Research
Our group studies the process of mRNA translation by which proteins are produced in all living cells. Our long-term goals are to dissect the molecular mechanisms and systems-level regulatory principles of translation, and to decipher their functional consequences for cellular physiology and disease. Towards these goals, we use an integrated approach combining high-throughput experiments in human cells with computational modeling.
Previous studies from our lab have uncovered roles for ribosome collisions in co-translational quality control, identified cis-regulatory motifs in protein coding regions that shape mRNA stability, and dissected non-canonical translation events during viral infection.

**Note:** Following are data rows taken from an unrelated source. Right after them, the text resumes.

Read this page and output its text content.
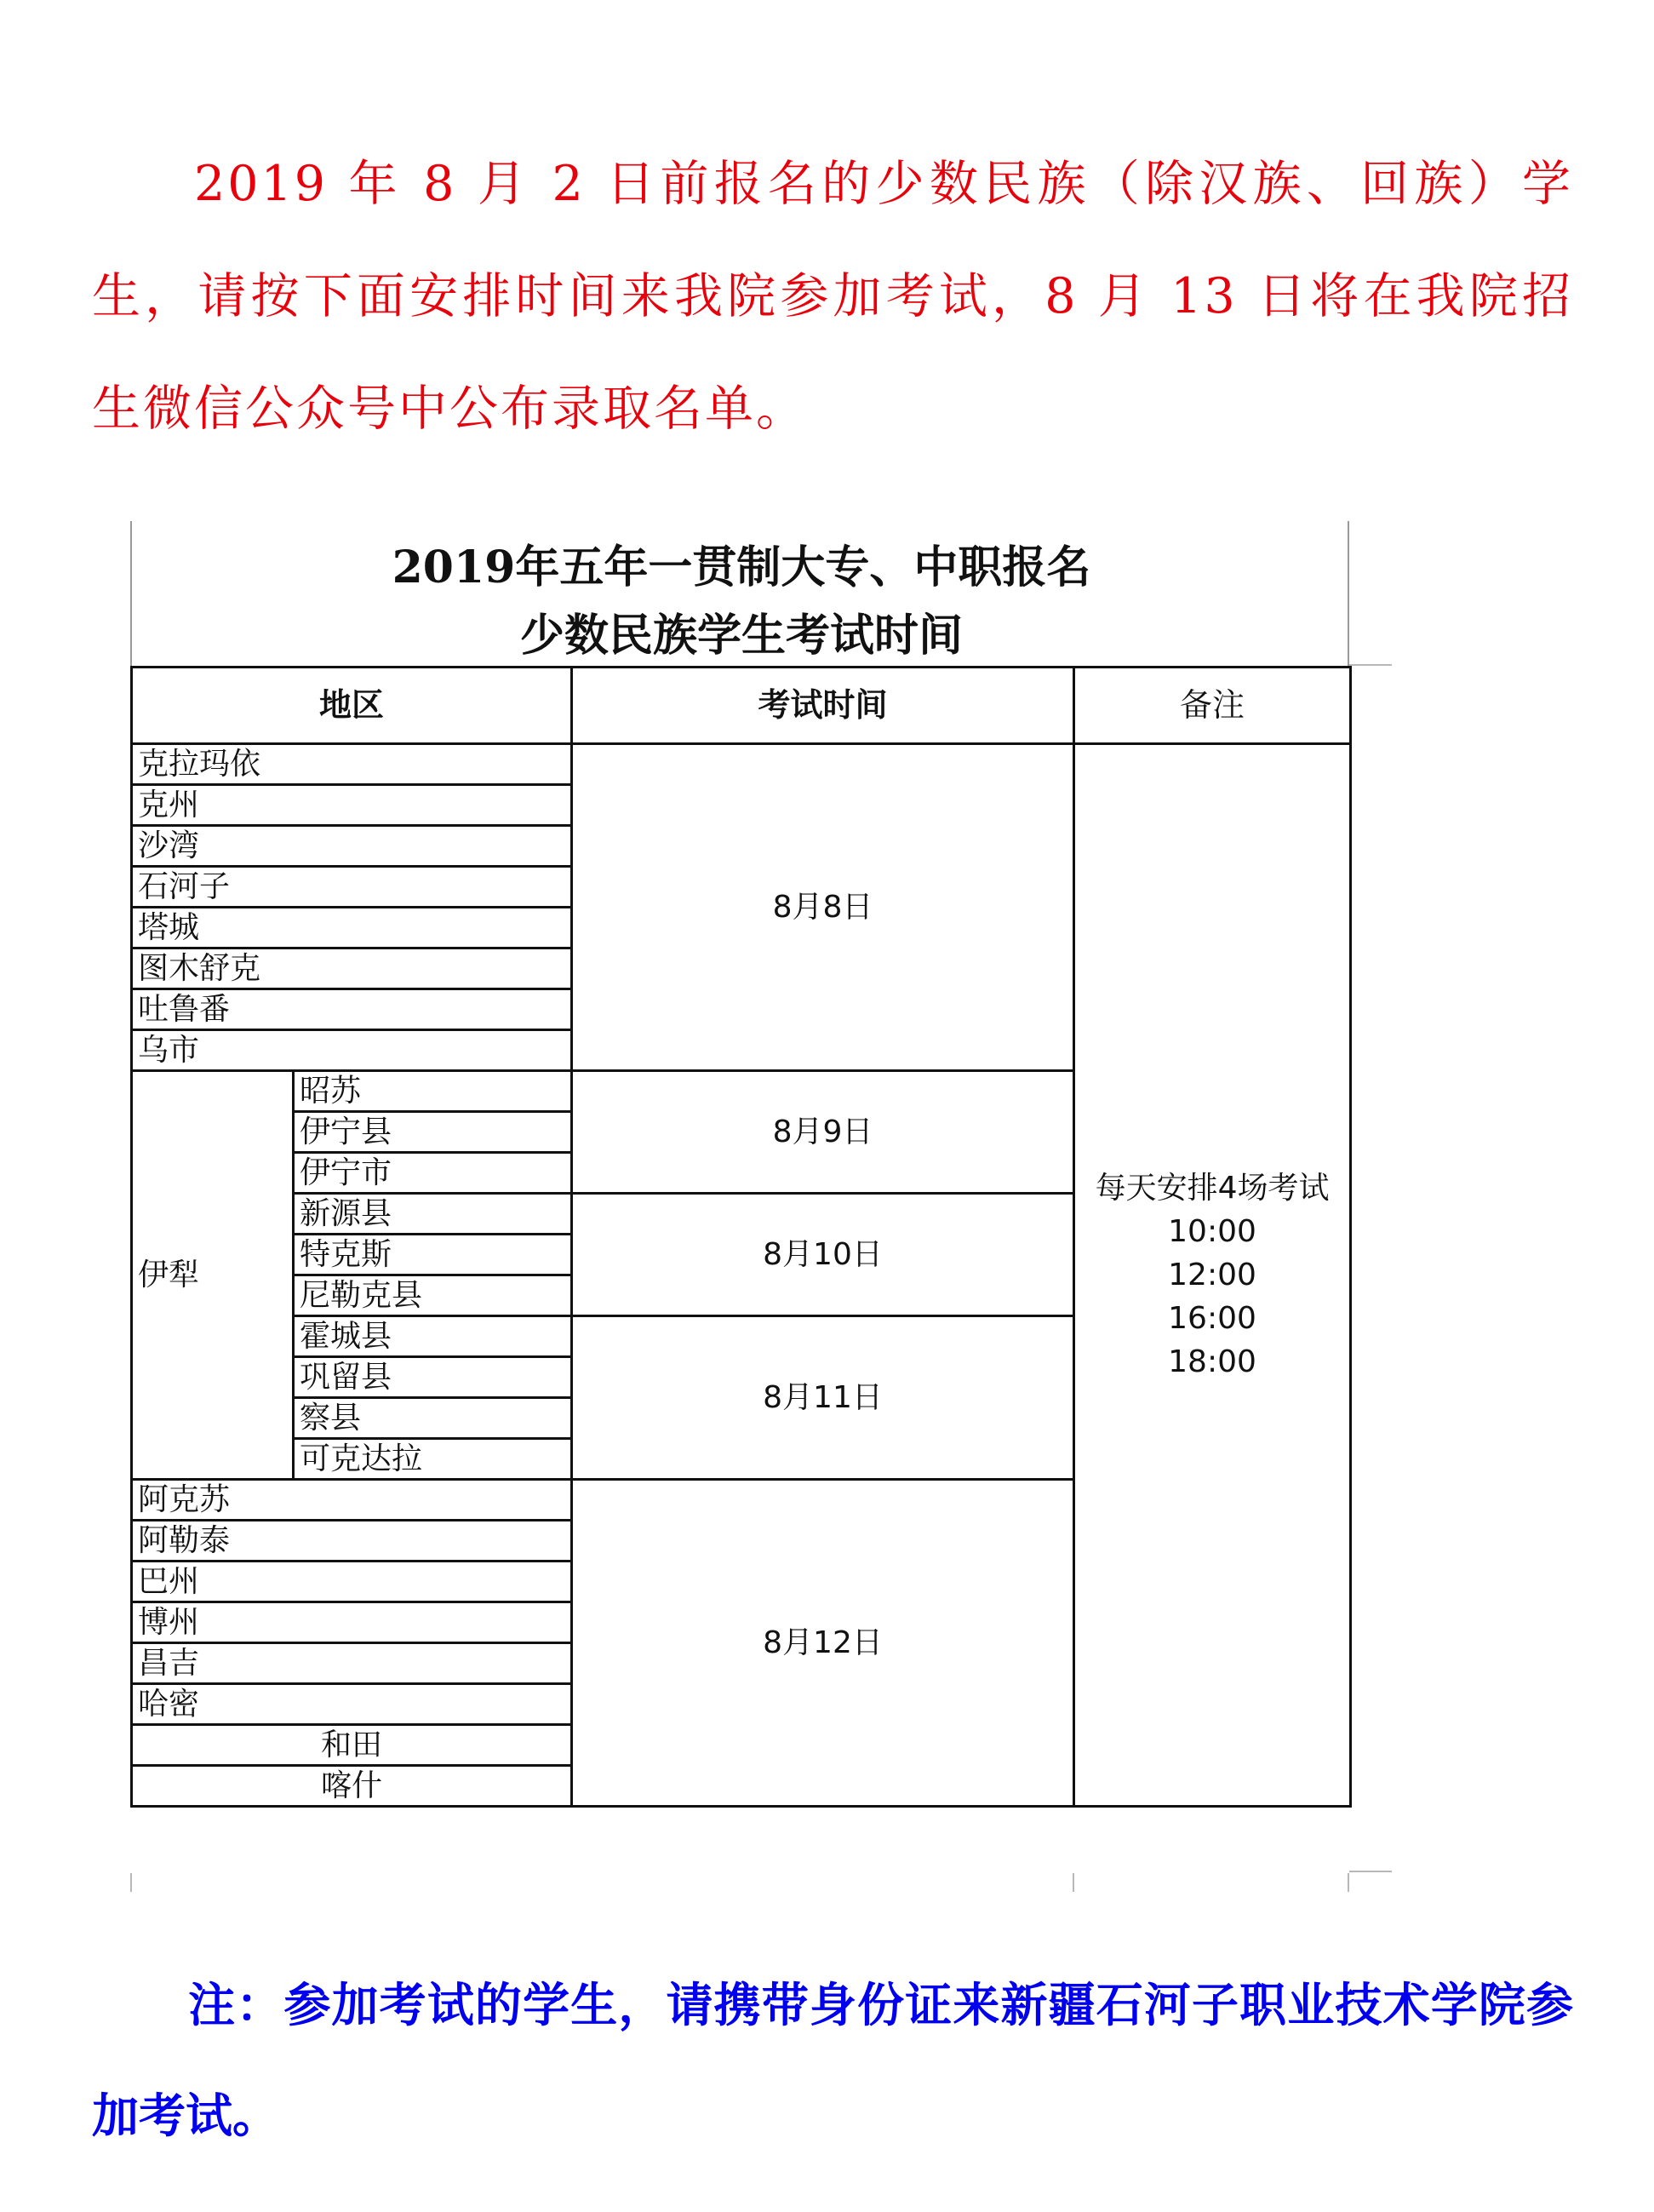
2019 年 8 月 2 日前报名的少数民族（除汉族、回族）学生，请按下面安排时间来我院参加考试，8 月 13 日将在我院招生微信公众号中公布录取名单。
2019年五年一贯制大专、中职报名
少数民族学生考试时间
地区		考试时间	备注
克拉玛依		8月8日	每天安排4场考试
10:00
12:00
16:00
18:00

克州			
沙湾			
石河子			
塔城			
图木舒克			
吐鲁番			
乌市			
伊犁	昭苏	8月9日	
	伊宁县		
	伊宁市		
	新源县	8月10日	
	特克斯		
	尼勒克县		
	霍城县	8月11日	
	巩留县		
	察县		
	可克达拉		
阿克苏		8月12日	
阿勒泰			
巴州			
博州			
昌吉			
哈密			
和田			
喀什			
注：参加考试的学生，请携带身份证来新疆石河子职业技术学院参加考试。
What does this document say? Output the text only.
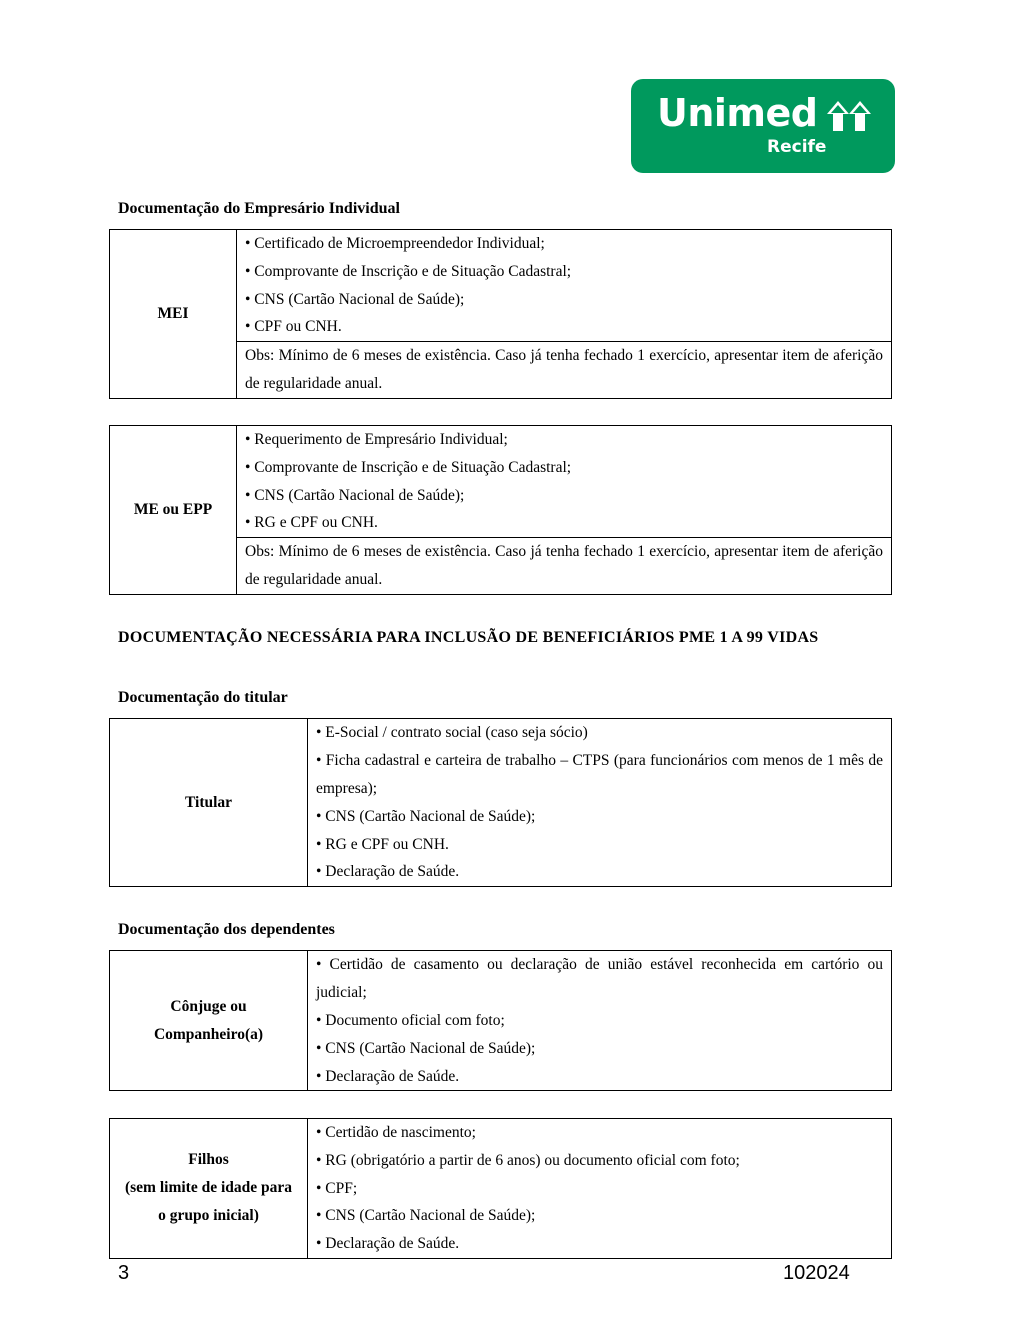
Unimed
Recife
Documentação do Empresário Individual
MEI	
• Certificado de Microempreendedor Individual;
• Comprovante de Inscrição e de Situação Cadastral;
• CNS (Cartão Nacional de Saúde);
• CPF ou CNH.

Obs: Mínimo de 6 meses de existência. Caso já tenha fechado 1 exercício, apresentar item de aferição de regularidade anual.
ME ou EPP	
• Requerimento de Empresário Individual;
• Comprovante de Inscrição e de Situação Cadastral;
• CNS (Cartão Nacional de Saúde);
• RG e CPF ou CNH.

Obs: Mínimo de 6 meses de existência. Caso já tenha fechado 1 exercício, apresentar item de aferição de regularidade anual.
DOCUMENTAÇÃO NECESSÁRIA PARA INCLUSÃO DE BENEFICIÁRIOS PME 1 A 99 VIDAS
Documentação do titular
Titular	
• E-Social / contrato social (caso seja sócio)
• Ficha cadastral e carteira de trabalho – CTPS (para funcionários com menos de 1 mês de empresa);
• CNS (Cartão Nacional de Saúde);
• RG e CPF ou CNH.
• Declaração de Saúde.
Documentação dos dependentes
Cônjuge ou
Companheiro(a)

• Certidão de casamento ou declaração de união estável reconhecida em cartório ou judicial;
• Documento oficial com foto;
• CNS (Cartão Nacional de Saúde);
• Declaração de Saúde.
Filhos
(sem limite de idade para
o grupo inicial)

• Certidão de nascimento;
• RG (obrigatório a partir de 6 anos) ou documento oficial com foto;
• CPF;
• CNS (Cartão Nacional de Saúde);
• Declaração de Saúde.
3	102024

Our current research is focused along three key directions:
1. The Genetic Landscape of Human mRNA Translation
We are creating a comprehensive map of the genes that control how messenger RNA is translated into proteins in human cells. Using our novel high-throughput screening technology called ReLiC, we can systematically turn off thousands of genes to see how each one affects protein synthesis. This helps us uncover the complex regulatory networks that govern translation in different cell types and in response to various conditions.
2. Innate Immune Roles of Non-Canonical Translation Products
We investigate the function of thousands of small, unconventional proteins called "microproteins" that are not part of the standard set of known proteins. Our hypothesis is that these rapidly evolving microproteins play crucial roles in the body's innate immune system, providing flexible defense against pathogens like viruses. We use large-scale genetic screens to identify which microproteins are produced during antiviral responses and determine how they help cells fight infection.
3. Computational Modeling of Human RNA Metabolism
We are developing computational frameworks to create predictive models of how RNA is processed, translated, and degraded within cells. Our goal is to make this modeling process more modular and intuitive for automated model generation. This enables researchers to easily build and visualize complex biochemical processes, integrating large-scale experimental data with existing knowledge.